Nearly 300 Korean adoptees demand S. Korea investigate falsified adoption documents
By Rebecca Moon
Nearly 300 Korean adoptees in Europe and the United States have filed applications demanding that the South Korean government investigate the circumstances of their adoptions.
Many of the adoptees suspect that their adoption papers contained falsified or distorted information to launder their real identities. During the 1980s, many Korean children were taken from their families during the foreign adoption boom.
The 283 applications that were submitted to Seoul’s Truth and Reconciliation Commission contain many complaints regarding false or lost biological origins in their adoption papers.
Some adoptees discovered that their adoption agencies had switched their identities with children who had died, were too sick to travel or were taken back by their birth families.
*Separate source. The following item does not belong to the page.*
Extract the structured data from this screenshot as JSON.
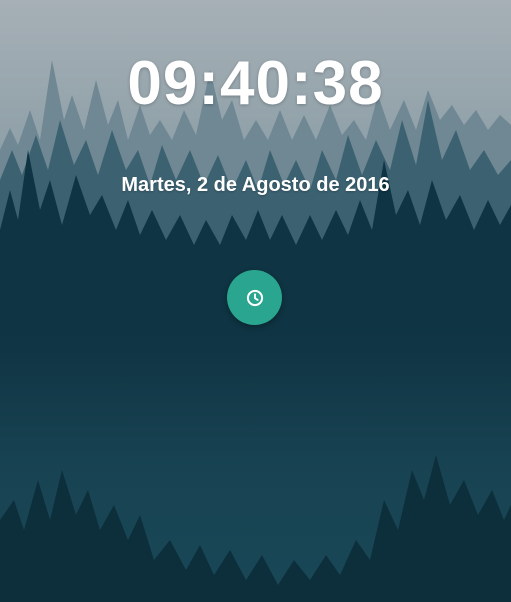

The adoptees added that the false adoption documents led them to reunite with relatives who turned out to be strangers. Oftentimes, the limited details in the adoptees’ papers turn out to be inaccurate information.
Peter Møller, the attorney and co-founder of the Danish Korean Rights Group, is planning to sue two Seoul-based adoption agencies, Holt Children’s Services and KSS, for not cooperating with adoptees who wish to open their records.
As adoptees increasingly express frustration at the lack of details in their adoption papers, Møller believes that the agencies are creating excuses to avoid suspicions regarding their practices.
Last month, 51 Danish adoptees requested an investigation into their adoptions, which were handled by Holt Children’s Services and KSS. On Tuesday, 232 additional applications were submitted from around the world, including 165 cases from Denmark, 36 from the United States and 31 from Belgium, the Netherlands, Norway and Germany.
Seoul’s Truth and Reconciliation Commission was set up in December 2020, and although the deadline for applications is in December of this year, Møller stated that his group will continue to persuade the commission to allow a later submission date so that more adoptees can request for investigations.
The commission must decide in three or four months whether an investigation will be initiated into the applications submitted by adoptees.
“There are many more adoptees that have written us, called us, been in contact with us. They are afraid to submit to this case because they fear that the adoption agencies will … burn the original documents and retaliate,” Møller told the Associated Press, noting that such concerns are greater among adoptees who discovered that the agencies had switched their identities.